Al lado de una ostensible ampliación y cotidianización –a veces transgresora—de los temas abordados, esta nueva manera de entender el cine aboga por una liberación de éste por medio de la subversión y quebrantamiento de los académicos códigos gramaticales y sintácticos, cuando no mediante un remozamiento de recursos de otrora caídos en desuso. El relato fílmico se fragmenta y la cámara también se libera en pos de una narración expuesta de un modo más ágil, directo y moderno, donde se incrementa el trabajo con las elipsis y las estructuras temporales, se violentan/vulneran los raccords, se difuminan las transiciones y los géneros se entreveran. Estando además todo ello enmarcado dentro de un replanteamiento de los métodos de producción, en virtud del cual los presupuestos se reducen, los equipos de rodaje se hacen más reducidos y los equipos técnicos más ligeros, se abandonan los estudios para filmar en escenarios naturales y decorados reales, se recurre al sonido directo y asimismo cobra valor de primer orden la improvisación.
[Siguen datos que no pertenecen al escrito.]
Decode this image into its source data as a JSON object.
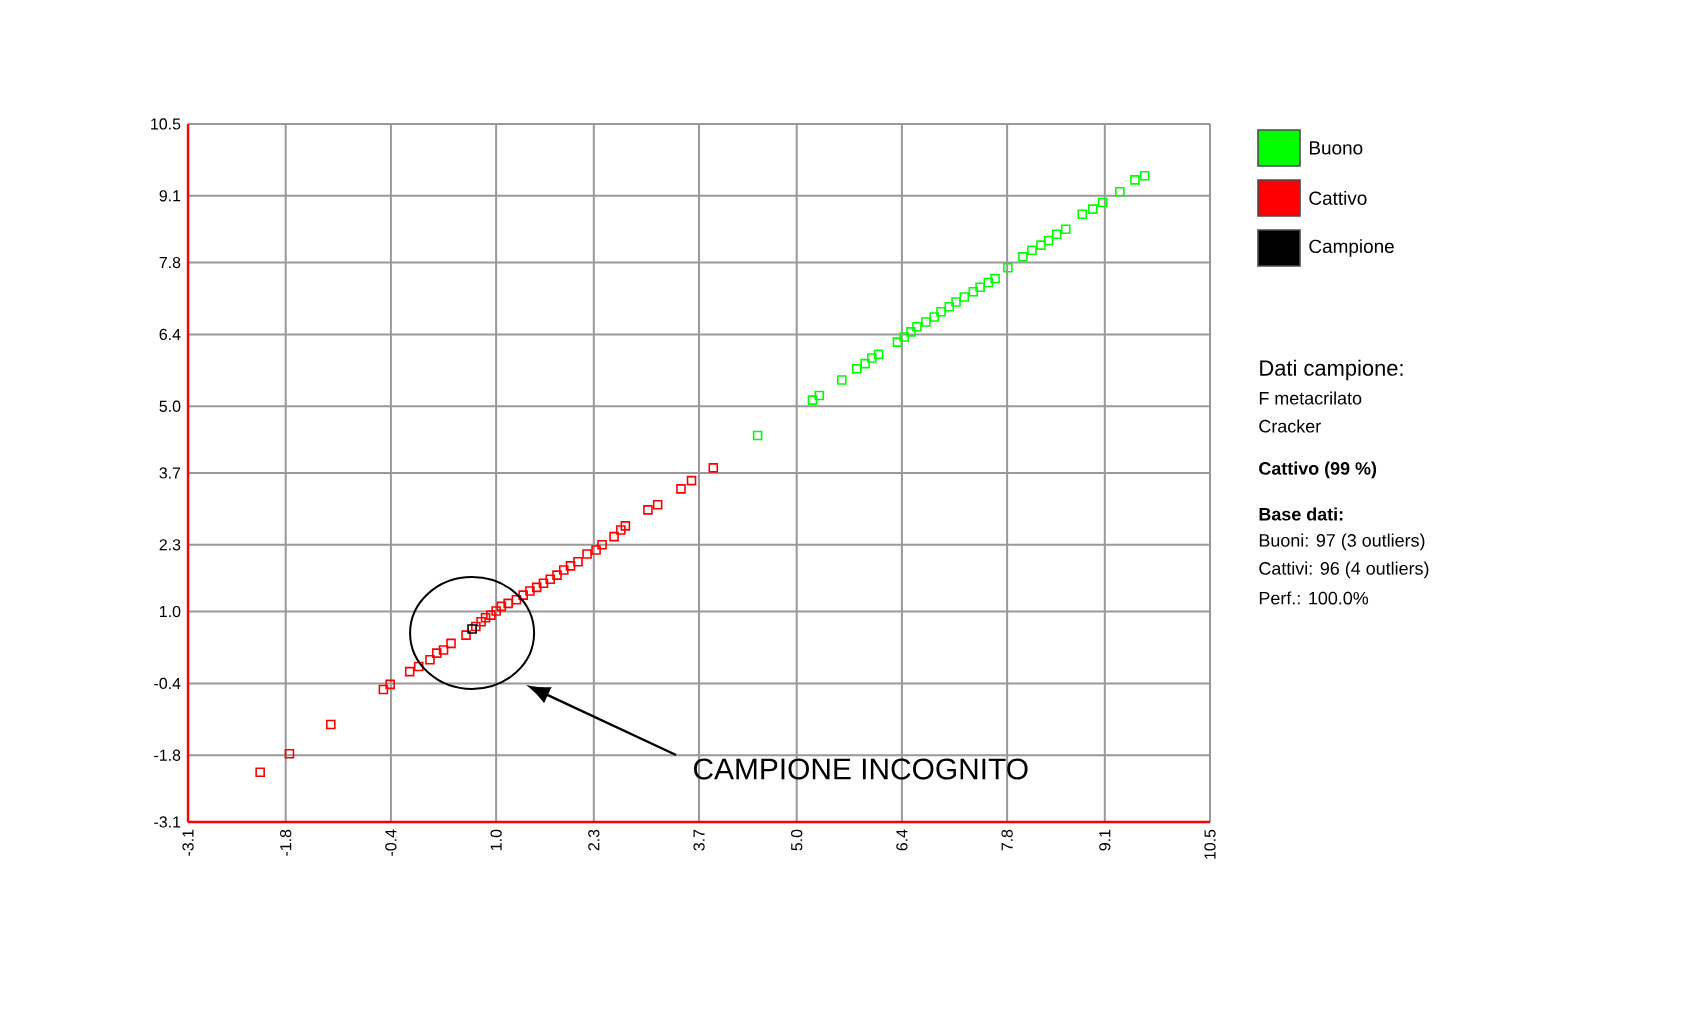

No andaba, por tanto, muy errado Bernard Eisenscheitz cuando se acogió a un resumen tripartito del fenómeno de la Nouvelle Vague para concluir que ésta representa un concepto histórico (la ruptura con el cine académico francés de los 50), un concepto económico (el lanzamiento del filme de bajo presupuesto) y un concepto ideológico (un cine joven para un país joven, como lo era Francia al comienzo de la V República). Sin embargo, en calidad de más adecuado corolario a esta somera aproximación al más elegante de los Nuevos Cines europeos, preferimos acudir de nuevo a las p
alabras de ese gran humanista que fue François Truffaut: “La Nouvelle Vague no tenía un programa estético, era simplemente una tentativa por recuperar cierta independencia perdida (…) Creo que la Nouvelle Vague ha demostrado que se pueden hacer películas inteligentes en completa libertad de espíritu y de medios materiales. Y hemos demostrado, me parece, que en cine se puede hacer todo lo que se quiera.”